W.E. tells the story of King Edward VIII's great passion for the American divorcee, which brought about his abdication from the British throne in 1936. James D'Arcy, who plays Edward, agrees that preconceptions can be misleading:

"Almost everybody in the public eye is distilled into three or four sentences, so the film is dealing with that, and our director is probably the greatest female exponent of that. As soon as you meet her, she's three-dimensional, she looks like a human being, talks like a human being, and stops being someone you remember from videos, she becomes a real person immediately."

Riseborough points out the juxtaposition between this and the point of the film they were making:

"It was all about getting behind the public perception, and I was being directed by somebody who absolutely had the experience and knowledge, and would know something of what it might feel like emotionally, so it was the best possible support network."

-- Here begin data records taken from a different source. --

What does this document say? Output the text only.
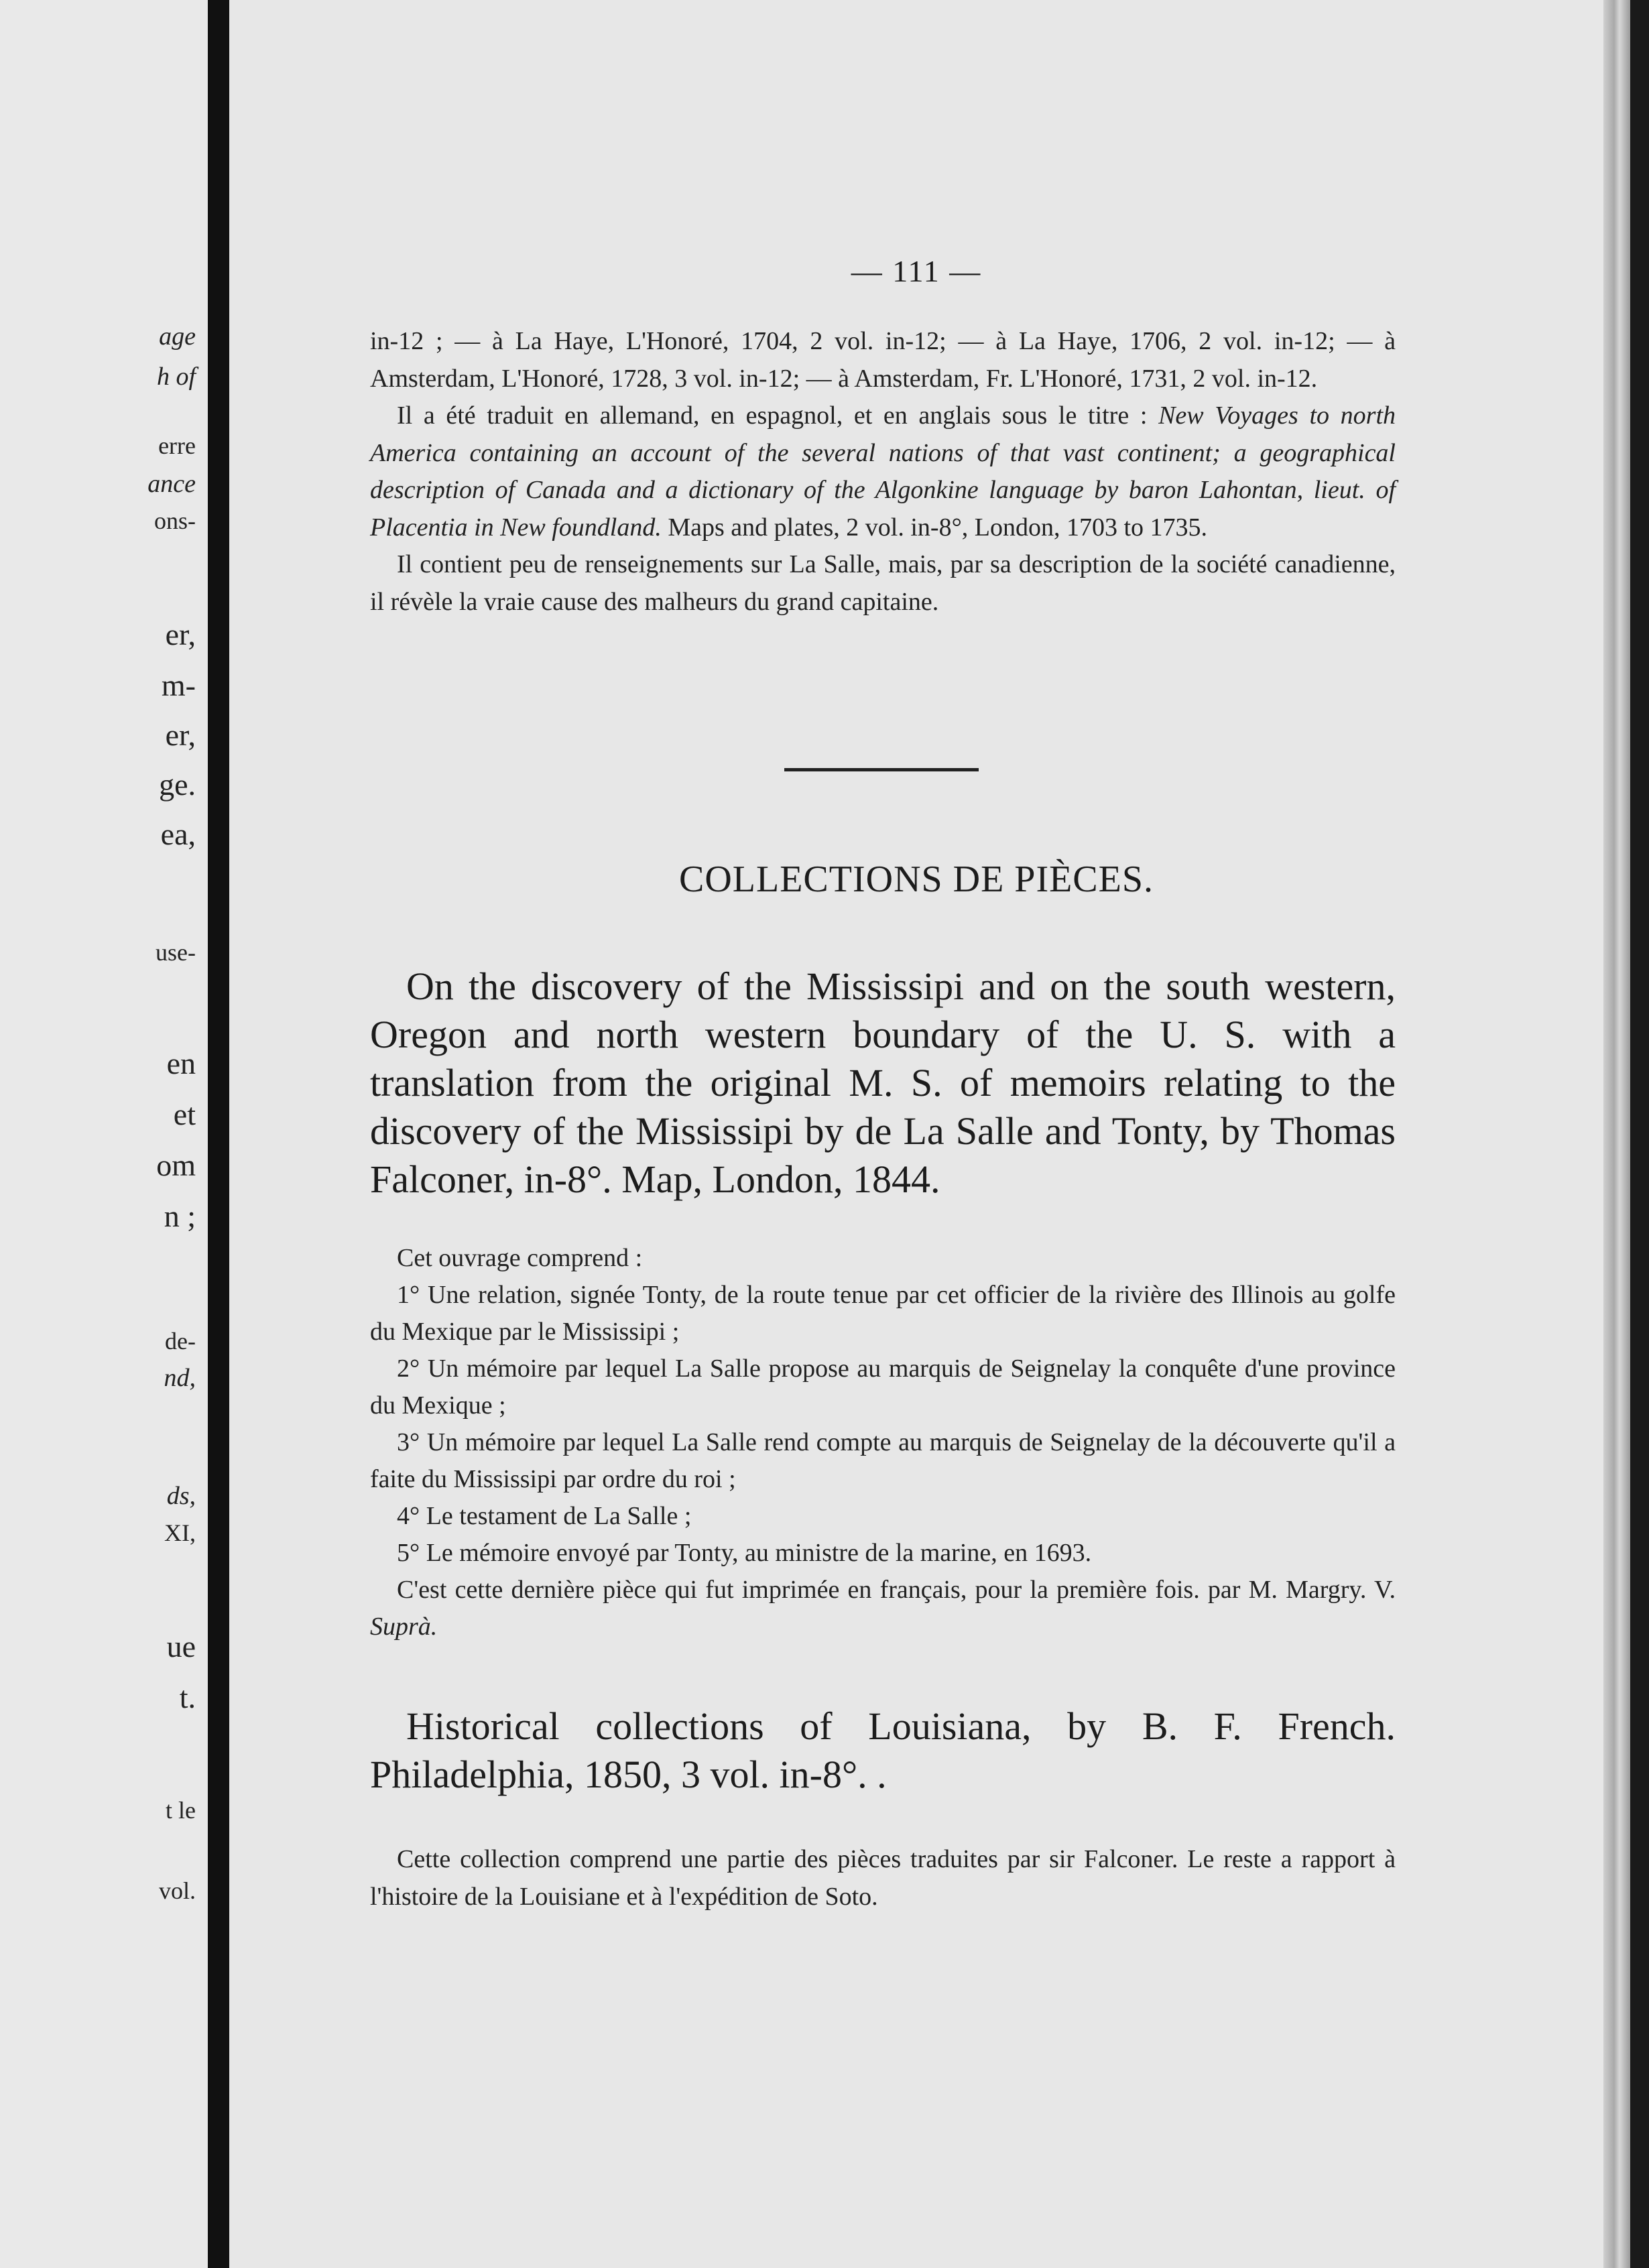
age
h of
erre
ance
ons-
er,
m-
er,
ge.
ea,
use-
en
et
om
n ;
de-
nd,
ds,
XI,
ue
t.
t le
vol.
— 111 —

in-12 ; — à La Haye, L'Honoré, 1704, 2 vol. in-12; — à La Haye, 1706, 2 vol. in-12; — à Amsterdam, L'Honoré, 1728, 3 vol. in-12; — à Amsterdam, Fr. L'Honoré, 1731, 2 vol. in-12.

Il a été traduit en allemand, en espagnol, et en anglais sous le titre : New Voyages to north America containing an account of the several nations of that vast continent; a geographical description of Canada and a dictionary of the Algonkine language by baron Lahontan, lieut. of Placentia in New foundland. Maps and plates, 2 vol. in-8°, London, 1703 to 1735.

Il contient peu de renseignements sur La Salle, mais, par sa description de la société canadienne, il révèle la vraie cause des malheurs du grand capitaine.

COLLECTIONS DE PIÈCES.

On the discovery of the Mississipi and on the south western, Oregon and north western boundary of the U. S. with a translation from the original M. S. of memoirs relating to the discovery of the Mississipi by de La Salle and Tonty, by Thomas Falconer, in-8°. Map, London, 1844.

Cet ouvrage comprend :

1° Une relation, signée Tonty, de la route tenue par cet officier de la rivière des Illinois au golfe du Mexique par le Mississipi ;

2° Un mémoire par lequel La Salle propose au marquis de Seignelay la conquête d'une province du Mexique ;

3° Un mémoire par lequel La Salle rend compte au marquis de Seignelay de la découverte qu'il a faite du Mississipi par ordre du roi ;

4° Le testament de La Salle ;

5° Le mémoire envoyé par Tonty, au ministre de la marine, en 1693.

C'est cette dernière pièce qui fut imprimée en français, pour la première fois. par M. Margry. V. Suprà.

Historical collections of Louisiana, by B. F. French. Philadelphia, 1850, 3 vol. in-8°. .

Cette collection comprend une partie des pièces traduites par sir Falconer. Le reste a rapport à l'histoire de la Louisiane et à l'expédition de Soto.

W.E. has had mixed reviews since Madonna debuted it at the Venice Film Festival last year, and the director has admitted she is nervous about presenting it to British audiences. But one thing the film certainly does well is ask the question of where romance, as we all experience it in the world of celebrity and royal-gazing, fits into the context of a full, purposeful life - what could Edward and Wallis actually do with themselves once they'd forsaken so much to be together?

Riseborough agrees: "I found it truly interesting to explore Wallis's life as seen through the eyes of an unhappy future character who seeks to live her life out like Wallis, with all that romance, and discovers it might not be all it's cracked up to be."

D'Arcy nods: "I think that in terms of what the media tells us to believe, there's always this happier-ever-after scenario, and of course, none of our lives can live up to that.

"Life is more complicated, and I admire that the film doesn't shy away from the reality of their existence after they married, it was complicated for them and it was incredibly sad - they were stuck together, they couldn't part.

"Yet when you see them interviewed in later life, there was a bond between them you struggle to see in many couples married for a long time, they really were well suited to each other, their body language when they were being interviewed, they mirrored each other..."

Final question for these two informed students of the royal romance is, who made the bigger sacrifice ultimately, Wallis or Edward?

Riseborough answers passionately in defence of both: "It was seen as a weakness that he gave up the kingdom, but I think that was such a strength. But she sacrificed her personal good character."

D'Arcy is more circumspect: "His sacrifice was the bigger headline, but the film works past the headlines of what you think you know, and deals in broader brushstrokes - what is love?

"It does, hopefully, leave you remembering that love affair when all you could see was this other person and the rest of the world fell away, and there's certainly someone you would have given up the throne for."